Winnie the Pooh author A.A. Milne considered My Uncle Benjamin a classic. He poked fun at himself for thinking he’d discovered it. It’s telling that Milne talks lovingly of the book between mentions of Shakespeare and Wind and the Willows author Kenneth Grahame.

Dr. Benjamin Rathery’s grandnephew narrates the book. Uncle Benjamin Rathery is a compassionate quack and hard-drinking raconteur. We’d call him self-centered, except his compassion is boundless. We’d call him lazy, except he’s always on the move. We’d call him a coward, except he puts his life on the line for others. Benjamin is the model crazy uncle. "If you have not read how that jovial giant impersonated the Wandering Jew for the simple folk of Moulot, you have skipped as good a thing as you shall find in Rabelais or Le Sage," said essayist Michael Monohan.

Tillier, of course, is only one of many who wrote of aunts and uncles. Graham Greene’s Travels With My Aunt is another grand testament to our cause. Greene’s character, Aunt Augusta, is the model crazy aunt.

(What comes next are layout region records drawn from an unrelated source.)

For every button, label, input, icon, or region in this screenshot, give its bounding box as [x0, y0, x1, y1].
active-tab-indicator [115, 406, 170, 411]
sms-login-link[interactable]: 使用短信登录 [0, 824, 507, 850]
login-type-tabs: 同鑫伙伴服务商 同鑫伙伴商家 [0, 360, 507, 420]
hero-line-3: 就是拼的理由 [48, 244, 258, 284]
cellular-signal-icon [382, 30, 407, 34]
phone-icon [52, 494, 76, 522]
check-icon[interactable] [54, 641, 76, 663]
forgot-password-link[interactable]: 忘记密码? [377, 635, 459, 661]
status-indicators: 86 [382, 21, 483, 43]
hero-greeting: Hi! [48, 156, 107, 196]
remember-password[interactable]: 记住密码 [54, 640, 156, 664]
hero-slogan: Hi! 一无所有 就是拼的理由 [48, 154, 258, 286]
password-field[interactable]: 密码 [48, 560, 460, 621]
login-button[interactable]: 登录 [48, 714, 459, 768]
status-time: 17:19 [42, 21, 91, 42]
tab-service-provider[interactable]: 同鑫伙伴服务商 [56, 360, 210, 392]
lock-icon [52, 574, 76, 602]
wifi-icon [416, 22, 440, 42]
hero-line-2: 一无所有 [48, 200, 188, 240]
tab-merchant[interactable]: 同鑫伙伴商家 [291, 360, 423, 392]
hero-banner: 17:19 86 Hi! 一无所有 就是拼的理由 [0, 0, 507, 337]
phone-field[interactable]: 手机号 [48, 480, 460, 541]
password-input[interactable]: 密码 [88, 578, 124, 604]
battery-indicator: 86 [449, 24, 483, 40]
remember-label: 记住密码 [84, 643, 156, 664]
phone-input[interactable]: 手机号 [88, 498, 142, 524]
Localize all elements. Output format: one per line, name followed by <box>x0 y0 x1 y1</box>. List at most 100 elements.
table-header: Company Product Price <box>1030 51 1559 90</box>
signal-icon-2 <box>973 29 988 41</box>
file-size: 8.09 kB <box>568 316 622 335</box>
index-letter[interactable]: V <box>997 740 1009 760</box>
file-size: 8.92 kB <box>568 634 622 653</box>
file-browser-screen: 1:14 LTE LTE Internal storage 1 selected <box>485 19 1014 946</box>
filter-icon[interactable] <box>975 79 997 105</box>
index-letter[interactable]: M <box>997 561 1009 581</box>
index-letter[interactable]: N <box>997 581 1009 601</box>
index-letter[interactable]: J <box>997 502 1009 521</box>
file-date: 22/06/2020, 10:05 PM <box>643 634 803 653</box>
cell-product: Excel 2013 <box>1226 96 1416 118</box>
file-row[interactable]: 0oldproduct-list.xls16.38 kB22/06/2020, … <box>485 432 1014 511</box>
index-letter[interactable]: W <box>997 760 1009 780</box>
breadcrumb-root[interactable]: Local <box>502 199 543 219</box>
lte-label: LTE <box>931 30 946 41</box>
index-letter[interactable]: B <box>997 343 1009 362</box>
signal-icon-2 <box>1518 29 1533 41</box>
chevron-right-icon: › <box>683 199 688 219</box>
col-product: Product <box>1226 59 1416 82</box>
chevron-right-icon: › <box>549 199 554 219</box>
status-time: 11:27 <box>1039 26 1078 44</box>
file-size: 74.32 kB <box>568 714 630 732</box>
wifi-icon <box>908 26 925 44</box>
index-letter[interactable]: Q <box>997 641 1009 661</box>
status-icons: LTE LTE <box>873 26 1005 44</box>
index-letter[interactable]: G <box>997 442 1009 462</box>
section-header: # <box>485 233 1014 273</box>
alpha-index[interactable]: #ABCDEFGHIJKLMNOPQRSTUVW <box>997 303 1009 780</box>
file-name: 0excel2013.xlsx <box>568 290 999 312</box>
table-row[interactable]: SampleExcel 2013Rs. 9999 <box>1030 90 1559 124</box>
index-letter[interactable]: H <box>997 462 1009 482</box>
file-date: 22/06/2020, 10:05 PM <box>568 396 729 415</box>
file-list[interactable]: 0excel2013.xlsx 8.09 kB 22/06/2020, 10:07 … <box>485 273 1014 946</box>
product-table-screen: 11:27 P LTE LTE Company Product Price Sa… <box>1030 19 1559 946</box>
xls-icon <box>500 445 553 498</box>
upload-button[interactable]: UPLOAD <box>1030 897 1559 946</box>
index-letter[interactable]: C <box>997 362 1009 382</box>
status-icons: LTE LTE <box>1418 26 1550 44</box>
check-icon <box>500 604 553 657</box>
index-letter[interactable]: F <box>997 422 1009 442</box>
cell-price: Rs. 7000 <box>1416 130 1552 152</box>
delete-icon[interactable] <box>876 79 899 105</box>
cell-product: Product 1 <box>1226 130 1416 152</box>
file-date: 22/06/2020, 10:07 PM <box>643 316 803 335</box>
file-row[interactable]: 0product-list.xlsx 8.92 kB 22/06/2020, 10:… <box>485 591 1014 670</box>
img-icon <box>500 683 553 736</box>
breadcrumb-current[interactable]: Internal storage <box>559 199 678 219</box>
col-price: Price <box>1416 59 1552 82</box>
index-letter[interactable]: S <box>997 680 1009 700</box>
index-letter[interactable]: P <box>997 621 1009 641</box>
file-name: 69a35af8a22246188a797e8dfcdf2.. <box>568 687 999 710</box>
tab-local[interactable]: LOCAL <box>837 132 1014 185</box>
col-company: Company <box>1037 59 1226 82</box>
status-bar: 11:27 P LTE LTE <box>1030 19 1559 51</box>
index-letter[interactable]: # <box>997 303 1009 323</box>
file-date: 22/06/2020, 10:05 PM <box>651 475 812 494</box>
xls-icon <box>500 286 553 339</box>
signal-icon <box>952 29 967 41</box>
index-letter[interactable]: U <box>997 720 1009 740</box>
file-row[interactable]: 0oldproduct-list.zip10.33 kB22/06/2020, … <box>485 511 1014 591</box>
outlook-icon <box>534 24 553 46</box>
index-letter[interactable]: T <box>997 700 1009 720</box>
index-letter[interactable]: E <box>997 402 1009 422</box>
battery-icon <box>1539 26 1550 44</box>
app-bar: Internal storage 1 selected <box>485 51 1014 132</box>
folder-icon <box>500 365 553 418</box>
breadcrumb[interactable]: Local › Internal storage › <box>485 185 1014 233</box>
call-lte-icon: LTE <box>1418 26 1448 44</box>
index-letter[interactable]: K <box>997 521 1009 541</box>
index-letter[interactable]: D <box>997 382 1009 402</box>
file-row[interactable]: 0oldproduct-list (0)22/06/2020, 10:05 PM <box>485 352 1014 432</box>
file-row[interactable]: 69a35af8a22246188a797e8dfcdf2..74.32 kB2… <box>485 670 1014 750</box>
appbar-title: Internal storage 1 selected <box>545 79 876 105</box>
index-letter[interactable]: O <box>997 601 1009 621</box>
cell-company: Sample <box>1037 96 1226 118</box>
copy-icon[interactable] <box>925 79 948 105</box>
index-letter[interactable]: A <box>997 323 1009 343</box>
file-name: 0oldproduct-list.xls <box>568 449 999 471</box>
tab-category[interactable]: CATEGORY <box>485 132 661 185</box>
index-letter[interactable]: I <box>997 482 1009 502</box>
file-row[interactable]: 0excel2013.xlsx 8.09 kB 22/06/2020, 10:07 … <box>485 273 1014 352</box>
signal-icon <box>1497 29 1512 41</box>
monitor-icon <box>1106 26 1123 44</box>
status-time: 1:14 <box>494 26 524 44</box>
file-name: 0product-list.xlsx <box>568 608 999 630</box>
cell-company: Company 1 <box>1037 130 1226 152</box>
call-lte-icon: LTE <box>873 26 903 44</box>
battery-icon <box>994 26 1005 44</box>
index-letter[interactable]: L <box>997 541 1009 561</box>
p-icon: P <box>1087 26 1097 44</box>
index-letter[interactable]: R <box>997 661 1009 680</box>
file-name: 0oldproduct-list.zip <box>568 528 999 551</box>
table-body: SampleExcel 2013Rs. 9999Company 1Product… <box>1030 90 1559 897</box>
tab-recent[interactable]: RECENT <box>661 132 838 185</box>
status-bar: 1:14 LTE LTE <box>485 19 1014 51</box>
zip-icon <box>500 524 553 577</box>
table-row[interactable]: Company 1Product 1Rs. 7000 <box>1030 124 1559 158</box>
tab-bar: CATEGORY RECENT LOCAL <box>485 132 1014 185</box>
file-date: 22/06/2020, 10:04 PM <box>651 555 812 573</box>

I know that "sisters" and "brothers" are the conventional salutations of solidarity. "Brother" and "sister" do evoke a healthy, anti-authoritarian horizontality of democratic relationships. The trouble with brothers and sisters, though, is that ghostly parental figures are always hovering about the frame.

Frames and narratives of family dominate the language of politics. For instance, we say "Mother Country," or "The Father of Our Country." As George Lakoff has shown, though, it goes further than that. Metaphors from two broad categories of parenting – responsibility-building nurturance and obedience-training authoritarianism – are mapped onto progressive and conservative political culture, respectively.

Conservatives have long exploited the framing potential of the strict, authoritarian parental narrative. Progressives have been slower to exploit their own responsibility-building nurturant narratives.

We can’t escape these structures in our brains any more than we can escape having mothers and fathers. But maybe we can create new pathways for politics by using metaphors of misbehavior and nurturance that evoke our values of empowerment, responsibility and independence, too.

That’s where Uncle Benjamin and Aunt Augusta come in. Let’s tell their stories. Let’s subvert the narrative models of familial oppression that infect our politics.

The 19th Century authors who made Uncle Sam the mythical embodiment of America knew what they were doing: they substituted an extra-nuclear family member for parental authority, directing the nation’s nieces and nephews toward loyalty to the State.

I want something different. I want all of us to be free as the crazy aunts and uncles we adore, to be citizens who don’t look up to an Uncle Sam, but across the table to our neighbors.